Today is the fifth day you have been a part of the outside world. You continue to grow and reach milestones daily. I am blessed to be a part of your journey.
Today your Dad got to hold you for the first time. I have never seen him so terrified. The entire time he held you, he was worried. He was concerned for your body temperature and kept watching the temperature on the monitor in your room. I told him that if you were too cold, the nurse would not have allowed him to hold you. He kept trying to cover you up better. Finally, he got so nervous that I had to go get the nurse to put you back in your incubator.
He asked the nurse about your temperature. "It's fine," she said. "The temperature monitor is not even hooked up."
I guess that we are typical nervous first time parents. It is difficult not to think about how fragile you are since you are so small and you have so many cords attached to monitor you.
I wait for the day when we can hold you without the help of the nurse. I want to be able to sit and rock you in the chair in your room. Right now, I sit beside you all day. You may not even realize that I am there, but I want to believe that you do. I gaze at you and memorize each of your features. I talk to you and sing to you. I cannot wait for the day when we can bring you home.
Dear Grace,Today the least anxious person to get out of the hospital was discharged.
Leaving the hospital without you was the hardest thing I have ever had to do. I was miserable. I stared out into space as the volunteer helped me in the car and we drove away. Then I cried.

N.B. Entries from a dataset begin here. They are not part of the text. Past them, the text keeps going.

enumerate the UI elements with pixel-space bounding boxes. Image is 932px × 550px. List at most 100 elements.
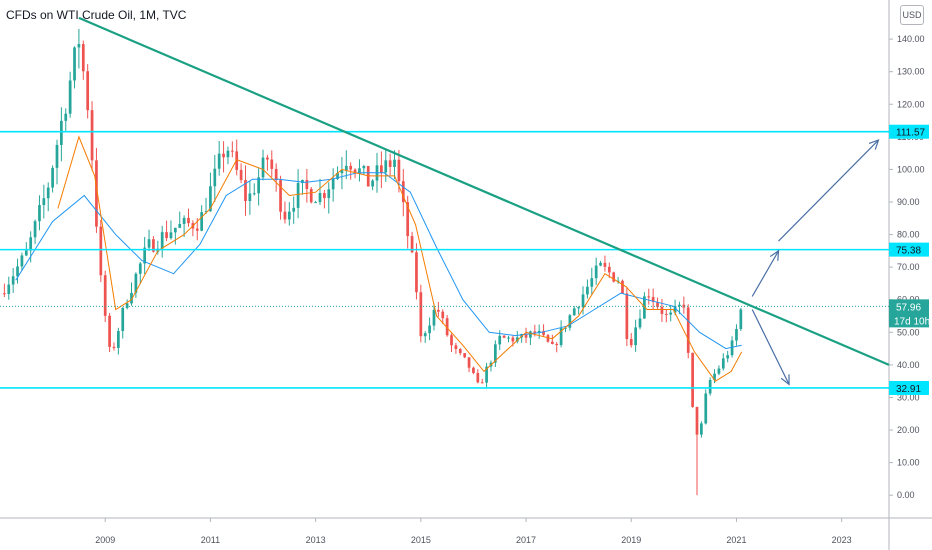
candle-body (643, 296, 646, 319)
candle-body (7, 284, 11, 294)
candle-body (581, 294, 585, 308)
candle-body (485, 366, 488, 383)
time-tick-label: 2023 (832, 535, 852, 545)
candle-body (406, 202, 410, 237)
candle-body (86, 71, 90, 111)
candle-body (467, 357, 471, 368)
candle-body (629, 339, 633, 346)
candle-body (287, 211, 291, 220)
candle-body (533, 331, 537, 334)
candle-body (700, 423, 703, 435)
candle-body (577, 307, 580, 309)
candle-body (200, 212, 204, 231)
candle-body (415, 252, 418, 293)
candle-body (353, 169, 357, 174)
candle-body (195, 228, 199, 231)
candle-body (296, 183, 300, 208)
candle-body (230, 150, 234, 152)
candle-body (187, 217, 190, 224)
candle-body (704, 393, 708, 424)
candle-body (612, 272, 616, 282)
candle-body (55, 144, 59, 168)
candle-body (16, 266, 19, 277)
price-tick-label: 50.00 (897, 327, 920, 337)
candle-body (721, 358, 725, 369)
price-tick-label: 10.00 (897, 458, 920, 468)
candle-body (358, 168, 361, 174)
time-tick-label: 2009 (95, 535, 115, 545)
candle-body (51, 167, 54, 188)
price-tick-label: 70.00 (897, 262, 920, 272)
candle-body (476, 372, 480, 383)
candle-body (564, 327, 567, 329)
price-tick-label: 120.00 (897, 99, 925, 109)
candle-body (599, 262, 602, 266)
price-tick-label: 40.00 (897, 360, 920, 370)
candle-body (90, 110, 94, 161)
candle-body (546, 335, 550, 342)
candle-body (607, 266, 611, 273)
candle-body (130, 292, 133, 304)
candle-body (524, 334, 528, 338)
level-price-label: 32.91 (896, 384, 921, 395)
projection-arrow-head (868, 139, 880, 150)
candle-body (344, 165, 348, 171)
candle-body (555, 343, 559, 346)
candle-body (542, 330, 545, 336)
level-price-badge (889, 242, 929, 257)
candle-body (252, 193, 256, 195)
candle-body (274, 168, 278, 181)
candle-body (651, 297, 655, 302)
candle-body (309, 188, 313, 203)
candle-body (160, 232, 164, 249)
candle-body (735, 329, 738, 341)
candle-body (388, 160, 392, 167)
candle-body (169, 232, 173, 239)
candle-body (480, 382, 484, 384)
candle-body (327, 189, 331, 199)
candle-body (108, 315, 111, 347)
time-tick-label: 2017 (516, 535, 536, 545)
candle-body (270, 159, 274, 169)
candle-body (112, 346, 116, 348)
projection-arrow-line[interactable] (751, 309, 790, 385)
candle-body (472, 367, 475, 373)
candle-body (454, 345, 458, 349)
candle-body (621, 280, 624, 294)
currency-button[interactable]: USD (900, 5, 924, 25)
candle-body (336, 173, 339, 179)
candle-body (371, 180, 374, 187)
candle-body (64, 113, 68, 121)
candle-body (138, 263, 142, 274)
candle-body (314, 202, 317, 204)
candle-body (647, 296, 651, 298)
candle-body (68, 80, 72, 114)
price-tick-label: 80.00 (897, 230, 920, 240)
candle-body (445, 318, 449, 336)
projection-arrow-line[interactable] (778, 139, 879, 242)
chart-title: CFDs on WTI Crude Oil, 1M, TVC (6, 8, 187, 22)
candle-body (537, 330, 541, 334)
bar-countdown-label: 17d 10h (894, 316, 930, 327)
level-price-label: 75.38 (896, 246, 921, 257)
candle-body (217, 153, 221, 169)
candle-body (261, 157, 265, 178)
descending-trendline[interactable] (78, 16, 890, 366)
candle-body (419, 292, 423, 337)
candle-body (726, 355, 730, 359)
last-price-label: 57.96 (896, 302, 921, 313)
candle-body (498, 335, 502, 345)
candle-body (362, 166, 366, 169)
projection-arrow-head (769, 249, 780, 261)
price-tick-label: 100.00 (897, 164, 925, 174)
candle-body (682, 304, 686, 308)
candle-body (147, 239, 151, 248)
projection-arrow-line[interactable] (751, 250, 780, 297)
candle-body (590, 278, 594, 287)
candle-body (638, 318, 642, 328)
candle-body (11, 276, 15, 285)
time-tick-label: 2013 (306, 535, 326, 545)
moving-average-fast (57, 135, 743, 382)
last-price-badge (889, 299, 929, 328)
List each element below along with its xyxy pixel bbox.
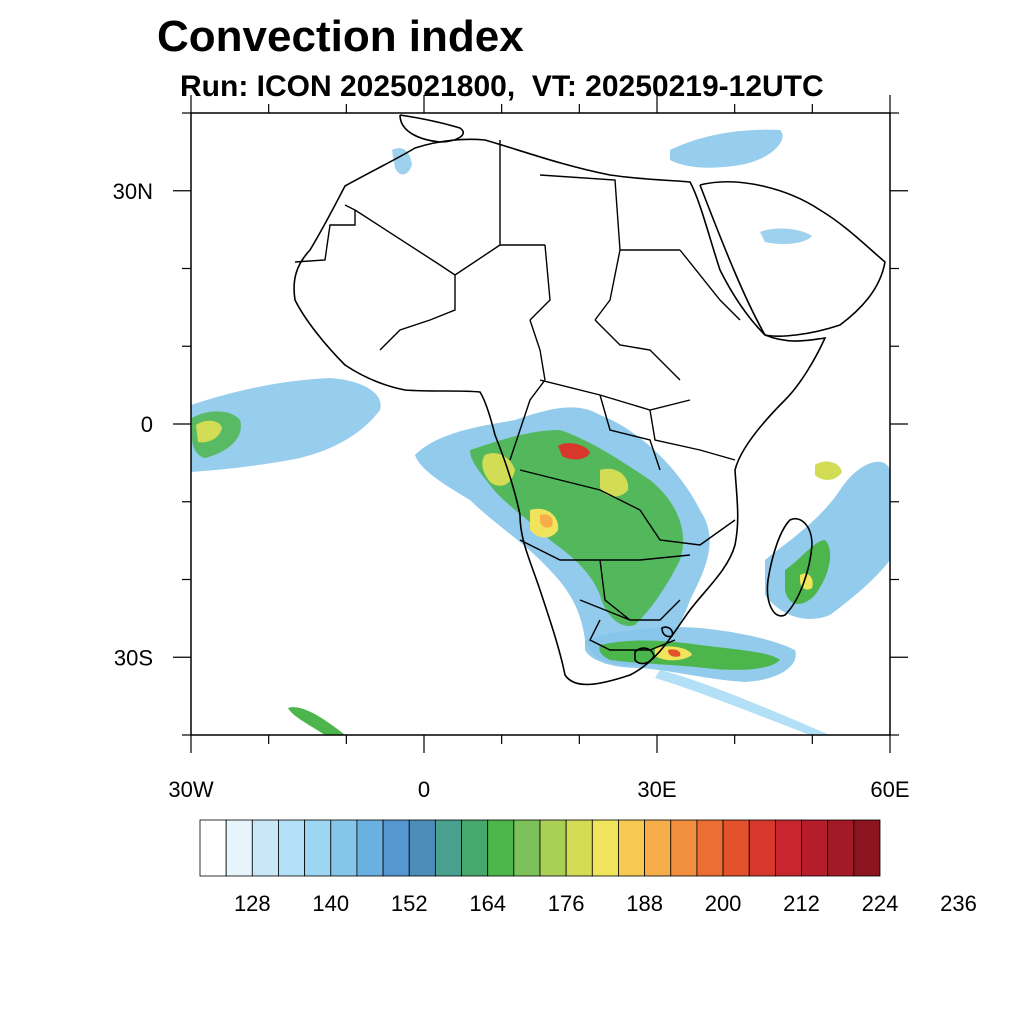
colorbar-swatch bbox=[591, 819, 619, 877]
colorbar-label: 164 bbox=[469, 891, 506, 916]
y-tick-label: 30S bbox=[114, 645, 153, 670]
map-title: Convection index bbox=[157, 12, 524, 61]
colorbar-label: 140 bbox=[312, 891, 349, 916]
colorbar-swatch bbox=[644, 819, 672, 877]
colorbar-swatch bbox=[304, 819, 332, 877]
colorbar-swatch bbox=[434, 819, 462, 877]
colorbar-label: 236 bbox=[940, 891, 977, 916]
field-atlantic-core2 bbox=[196, 420, 222, 443]
field-congo-green bbox=[470, 430, 684, 626]
colorbar-swatch bbox=[513, 819, 541, 877]
eswatini-border bbox=[661, 626, 674, 638]
colorbar-swatch bbox=[330, 819, 358, 877]
coastlines-and-borders bbox=[293, 114, 886, 686]
colorbar-swatch bbox=[748, 819, 776, 877]
colorbar-label: 176 bbox=[548, 891, 585, 916]
colorbar-swatch bbox=[565, 819, 593, 877]
colorbar-label: 224 bbox=[862, 891, 899, 916]
field-south-red bbox=[668, 649, 681, 657]
colorbar-label: 128 bbox=[234, 891, 271, 916]
x-tick-label: 30W bbox=[168, 777, 213, 802]
y-tick-label: 30N bbox=[113, 179, 153, 204]
field-arabia bbox=[760, 228, 812, 244]
field-orange-core bbox=[540, 514, 553, 528]
field-red-core bbox=[558, 443, 590, 460]
colorbar-swatch bbox=[696, 819, 724, 877]
x-tick-label: 0 bbox=[418, 777, 430, 802]
colorbar-swatch bbox=[408, 819, 436, 877]
colorbar-label: 188 bbox=[626, 891, 663, 916]
colorbar-swatch bbox=[539, 819, 567, 877]
field-southeast-streak bbox=[655, 670, 830, 735]
colorbar-swatch bbox=[801, 819, 829, 877]
map-plot-area bbox=[191, 113, 890, 735]
africa-coastline bbox=[293, 138, 827, 686]
colorbar-swatch bbox=[356, 819, 384, 877]
colorbar-swatch bbox=[382, 819, 410, 877]
field-far-south-atlantic bbox=[288, 707, 345, 735]
colorbar-swatch bbox=[853, 819, 881, 877]
country-borders bbox=[294, 140, 741, 651]
colorbar-swatch bbox=[774, 819, 802, 877]
colorbar-swatch bbox=[278, 819, 306, 877]
y-tick-label: 0 bbox=[141, 412, 153, 437]
colorbar-swatch bbox=[199, 819, 227, 877]
colorbar-swatch bbox=[827, 819, 855, 877]
field-morocco bbox=[392, 148, 412, 175]
arabian-peninsula-coastline bbox=[699, 181, 886, 337]
colorbar: 128 140 152 164 176 188 200 212 224 236 bbox=[199, 819, 977, 916]
x-tick-label: 60E bbox=[870, 777, 909, 802]
colorbar-swatch bbox=[618, 819, 646, 877]
colorbar-label: 200 bbox=[705, 891, 742, 916]
colorbar-swatch bbox=[670, 819, 698, 877]
lesotho-border bbox=[634, 647, 655, 665]
colorbar-swatch bbox=[487, 819, 515, 877]
x-tick-label: 30E bbox=[637, 777, 676, 802]
madagascar-coastline bbox=[766, 518, 813, 617]
colorbar-label: 212 bbox=[783, 891, 820, 916]
field-atlantic-band bbox=[191, 378, 381, 472]
colorbar-swatch bbox=[722, 819, 750, 877]
colorbar-label: 152 bbox=[391, 891, 428, 916]
field-yellow-3 bbox=[600, 468, 629, 497]
colorbar-swatch bbox=[251, 819, 279, 877]
iberia-coastline bbox=[399, 114, 465, 143]
field-indian-ocean-core bbox=[815, 461, 842, 480]
field-mediterranean bbox=[670, 129, 783, 168]
map-subtitle: Run: ICON 2025021800, VT: 20250219-12UTC bbox=[180, 70, 824, 103]
colorbar-swatch bbox=[225, 819, 253, 877]
axis-ticks: 30W 0 30E 60E 30N 0 30S bbox=[113, 95, 910, 802]
colorbar-swatch bbox=[461, 819, 489, 877]
field-yellow-1 bbox=[482, 453, 515, 486]
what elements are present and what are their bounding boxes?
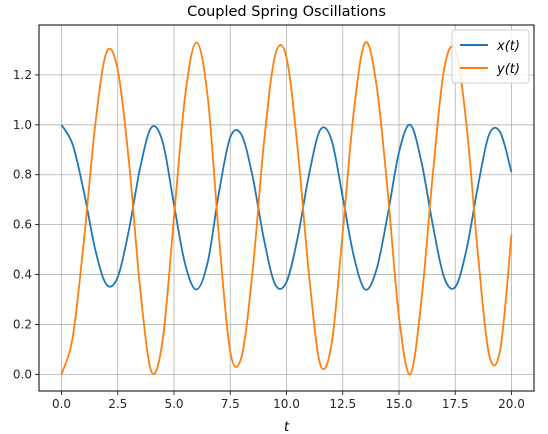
x-tick-label: 0.0 <box>52 397 71 411</box>
y-tick-label: 0.0 <box>13 367 32 381</box>
legend-label-x: x(t) <box>496 39 520 54</box>
series-line-x <box>60 123 513 291</box>
legend: x(t) y(t) <box>451 29 530 84</box>
legend-box <box>451 29 530 84</box>
grid-lines <box>39 25 534 391</box>
x-tick-label: 17.5 <box>442 397 469 411</box>
x-tick-label: 2.5 <box>108 397 127 411</box>
legend-label-y: y(t) <box>496 62 520 77</box>
x-tick-label: 7.5 <box>221 397 240 411</box>
chart-title: Coupled Spring Oscillations <box>187 4 386 20</box>
series-line-y <box>60 41 513 376</box>
tick-marks <box>35 74 512 395</box>
y-tick-label: 0.4 <box>13 268 32 282</box>
x-axis-label: t <box>284 420 290 434</box>
y-tick-label: 1.2 <box>13 68 32 82</box>
series-layer <box>60 41 513 376</box>
x-tick-label: 10.0 <box>273 397 300 411</box>
y-tick-label: 1.0 <box>13 118 32 132</box>
x-tick-label: 12.5 <box>329 397 356 411</box>
y-tick-label: 0.2 <box>13 317 32 331</box>
y-tick-label: 0.6 <box>13 218 32 232</box>
x-tick-label: 5.0 <box>164 397 183 411</box>
x-tick-label: 20.0 <box>498 397 525 411</box>
x-tick-label: 15.0 <box>386 397 413 411</box>
y-tick-label: 0.8 <box>13 168 32 182</box>
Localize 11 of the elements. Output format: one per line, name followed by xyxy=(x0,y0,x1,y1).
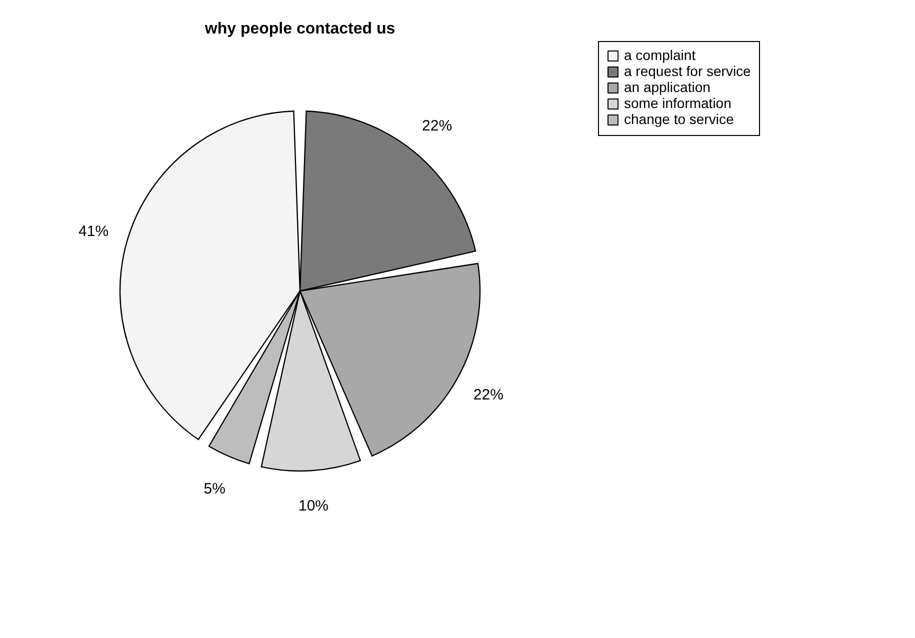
data-label: 41% xyxy=(78,223,109,240)
data-label: 5% xyxy=(204,480,226,498)
data-label: 10% xyxy=(298,498,329,515)
legend-label: some information xyxy=(624,95,732,111)
legend-label: a complaint xyxy=(624,47,696,63)
legend-label: a request for service xyxy=(624,63,752,79)
data-label: 22% xyxy=(422,117,452,134)
chart-title: why people contacted us xyxy=(204,20,396,38)
legend-label: change to service xyxy=(624,111,734,127)
data-label: 22% xyxy=(473,386,504,404)
legend-label: an application xyxy=(624,79,710,95)
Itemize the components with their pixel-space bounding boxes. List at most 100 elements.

The road home looked unfamiliar to me. I was not sure if places had actually changed or just me. It turns out it was me. I was miserable. You are my life now. When you are not with me, everything seems wrong.
I am in physical pain from the surgery now. It will take me a long time to heal because of all the swelling. I am not sure that I recorded it here, but during my last month of pregnancy I gained over 20 pounds. That is more than I had gained in all the months prior put together. I have already lost a lot of the water weight.
My physical appearance is ghostlike, even though I look much better than before you were born. I look like a train hit me directly in the stomach. My arms are a covered with a mixture of deep blue, purple and black bruises. The stretch marks that I tried so hard to avoid by pursing a healthy pregnancy cover my stomach. However, I have made progress. My fingers are now defined again instead of big balloon hands.
Your Dad managed to get me in the house, where I sat around until he was finished with work. Then, we drove back to the hospital to see you.
It may sound strange, but the hospital felt more like home than my home did. Your Dad agrees. He said that his first night spent at home without us just felt wrong. We have learned through this that home is not where you live - it is where your family is.
Our home will not be home until you are home.